This collection of short stories by Stan Rice, who is also the author of nonfiction books of popular science and science novels, takes the reader to the frontier between science and worlds of the impossible. Readers of my science blog will appreciate the creative telling of scientifically impossible stories; readers of my religion blog will appreciate the question of whether, even if these things were possible, would they be good?
The stories in this book are The Man Who Could Work Miracles, Light Apparel, Flow of Blood, Wisdom Builds Her House, Rock Bunnies, Entropy, Olga the Science Cat, Doghouse, and Fresh Air. I will post an essay about each story in this blog. All of his fiction books can be found on his author website, where the fiction books are at the bottom.

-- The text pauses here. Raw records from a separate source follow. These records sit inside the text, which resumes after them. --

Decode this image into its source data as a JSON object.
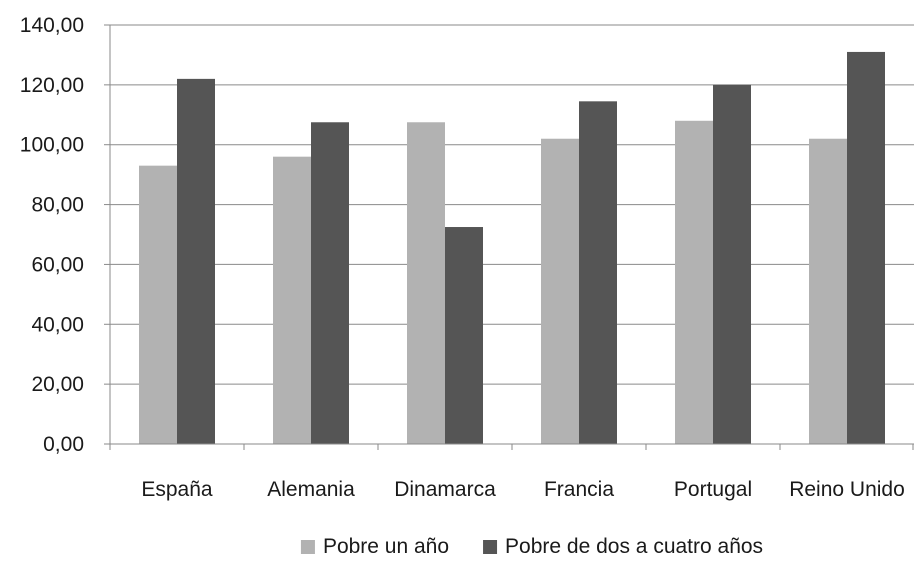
{
  "chart_data": {
    "type": "bar",
    "title": "",
    "xlabel": "",
    "ylabel": "",
    "categories": [
      "España",
      "Alemania",
      "Dinamarca",
      "Francia",
      "Portugal",
      "Reino Unido"
    ],
    "series": [
      {
        "name": "Pobre un año",
        "color": "#b2b2b2",
        "values": [
          93.0,
          96.0,
          107.5,
          102.0,
          108.0,
          102.0
        ]
      },
      {
        "name": "Pobre de dos a cuatro años",
        "color": "#555555",
        "values": [
          122.0,
          107.5,
          72.5,
          114.5,
          120.0,
          131.0
        ]
      }
    ],
    "ylim": [
      0,
      140
    ],
    "yticks": [
      "0,00",
      "20,00",
      "40,00",
      "60,00",
      "80,00",
      "100,00",
      "120,00",
      "140,00"
    ],
    "ytick_values": [
      0,
      20,
      40,
      60,
      80,
      100,
      120,
      140
    ],
    "grid": true,
    "legend": "bottom"
  }
}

The first story, The Man Who Could Work Miracles, is also a short story by H. G. Wells. And as in the Wells story, the main character ends up destroying the world—almost. At the last minute, in both stories, the main character rejects his miracle-working ability. No human being is good or smart enough to have this ability.
Rice’s twist on this situation is that the main character, Irwin, only has the ability to work miracles—and then only one at a time—when the odometer on his old car lines up with the same number at least five times. Then, his miracles can only alter the laws of probability, no other natural laws. When Irwin sent the arrogant co-worker to Hell, it was something that was going to eventually happen anyway. When Irwin got incredibly rich from lotteries and investments, it was something that would have happened to someone anyway. Irwin’s patient girlfriend found out where his powers came from, and Irwin used his ability to make her forget what she had learned about him—but he did not expect this would cause her to have a stroke and become brain-dead. But she would have eventually had a stroke anyway, right? But this was enough to make him revoke his ability just seconds before his old car would have collided with a truck in the opposite lane.
When the protagonist revokes his ability in Wells’s novel, it saves the world. In Rice’s novel, it saves only the people Irwin knows. He realizes all he needs is a job and his devoted girlfriend.
Human intelligence evolved only to deal with local, immediate circumstances, and then only imperfectly. It did not evolve to give humans—any humans—the ability to understand the world and control it. Sometimes I wonder if God could allow some of us to do just a few little miracles to make life easier, but I then realize that this is a slippery slope that would lead to everybody doing everything by miracle. Or maybe not. God could set limits and know everyone’s motivations, couldn’t He? Just sayin.’